When the Giants defeated Cleveland earlier this year, Coach Jim Lee Howell virtually ignored the Cleveland passing game, concentrated his defenses on the Cleveland running. Sam Huff, one of the league's better linebackers, dogged Jim Brown's tracks all afternoon and did a good job of haltering the big fullback, who got away on only one long run. Carpenter, however, was injured and did not play in that game. The Giant pass defenders, as a unit, must be ranked ahead of Philadelphia's so that Howell can again, with reasonable assurance, concentrate his defense against the Cleveland running. However, his problem is complicated by Carpenter this time; it is not feasible to assign Huff to Jim Brown and another linebacker to Carpenter without giving even so journeyman a passer as Plum too much leeway.
Nevertheless, George Wilson, whose Lions beat the Browns and lost to the Giants, probably best summed up the wide-open prospects next Sunday. Said Wilson, when asked to compare the teams: "I can't. You never can tell what a ball club will do on a different afternoon."
The Pittsburgh Steelers, a team which had retained a faint chance for a conference championship, tied the Washington Redskins 14-14 in a game which, by the time it ended, meant nothing.
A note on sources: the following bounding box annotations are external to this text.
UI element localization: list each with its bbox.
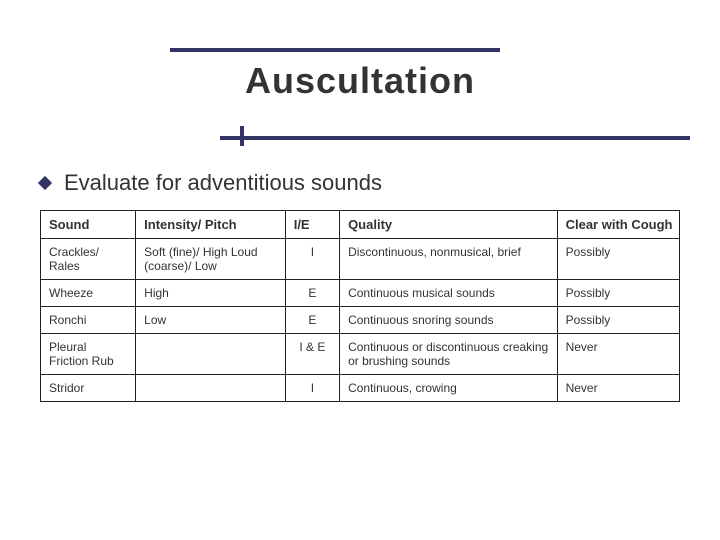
table-row: Pleural Friction Rub I & E Continuous or…: [41, 334, 680, 375]
bullet-row: Evaluate for adventitious sounds: [40, 170, 382, 196]
cell-intensity: Soft (fine)/ High Loud (coarse)/ Low: [136, 239, 286, 280]
col-intensity: Intensity/ Pitch: [136, 211, 286, 239]
cell-sound: Wheeze: [41, 280, 136, 307]
cell-ie: I: [285, 239, 339, 280]
cell-quality: Continuous snoring sounds: [340, 307, 558, 334]
cell-intensity: [136, 334, 286, 375]
cell-clear: Never: [557, 334, 679, 375]
cell-quality: Continuous or discontinuous creaking or …: [340, 334, 558, 375]
cell-clear: Possibly: [557, 239, 679, 280]
cell-quality: Discontinuous, nonmusical, brief: [340, 239, 558, 280]
cell-quality: Continuous musical sounds: [340, 280, 558, 307]
col-quality: Quality: [340, 211, 558, 239]
table-row: Wheeze High E Continuous musical sounds …: [41, 280, 680, 307]
cell-ie: I & E: [285, 334, 339, 375]
cell-ie: E: [285, 280, 339, 307]
page-title: Auscultation: [0, 60, 720, 102]
sounds-table-wrap: Sound Intensity/ Pitch I/E Quality Clear…: [40, 210, 680, 402]
col-clear-cough: Clear with Cough: [557, 211, 679, 239]
sounds-table: Sound Intensity/ Pitch I/E Quality Clear…: [40, 210, 680, 402]
table-header-row: Sound Intensity/ Pitch I/E Quality Clear…: [41, 211, 680, 239]
cell-clear: Possibly: [557, 280, 679, 307]
diamond-bullet-icon: [38, 176, 52, 190]
title-underline: [220, 136, 690, 140]
cell-sound: Pleural Friction Rub: [41, 334, 136, 375]
cell-intensity: [136, 375, 286, 402]
cell-ie: E: [285, 307, 339, 334]
cell-clear: Possibly: [557, 307, 679, 334]
table-row: Stridor I Continuous, crowing Never: [41, 375, 680, 402]
bullet-text: Evaluate for adventitious sounds: [64, 170, 382, 196]
table-row: Ronchi Low E Continuous snoring sounds P…: [41, 307, 680, 334]
cell-clear: Never: [557, 375, 679, 402]
cell-quality: Continuous, crowing: [340, 375, 558, 402]
col-sound: Sound: [41, 211, 136, 239]
cell-intensity: High: [136, 280, 286, 307]
title-underline-tick: [240, 126, 244, 146]
col-ie: I/E: [285, 211, 339, 239]
cell-ie: I: [285, 375, 339, 402]
cell-sound: Crackles/ Rales: [41, 239, 136, 280]
cell-sound: Stridor: [41, 375, 136, 402]
cell-sound: Ronchi: [41, 307, 136, 334]
table-row: Crackles/ Rales Soft (fine)/ High Loud (…: [41, 239, 680, 280]
top-divider: [170, 48, 500, 52]
cell-intensity: Low: [136, 307, 286, 334]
Oddly, while the Steelers still had a hope, they lagged behind 14-0. It was only in the second half, after the Browns had won and ended the Steeler hopes, that Bobby Layne rallied his team for the two tying touchdowns, But Layne sounded an ominous note after the game.
"We're as good as any team in the league right now," he said. "As good or better. We'll be up there next year." And Buddy Parker, the Steeler coach, agreed. "We don't need much now," he said. "Maybe an offensive fullback and a linebacker. Wait until next year."
But first comes that unfinished business next Sunday.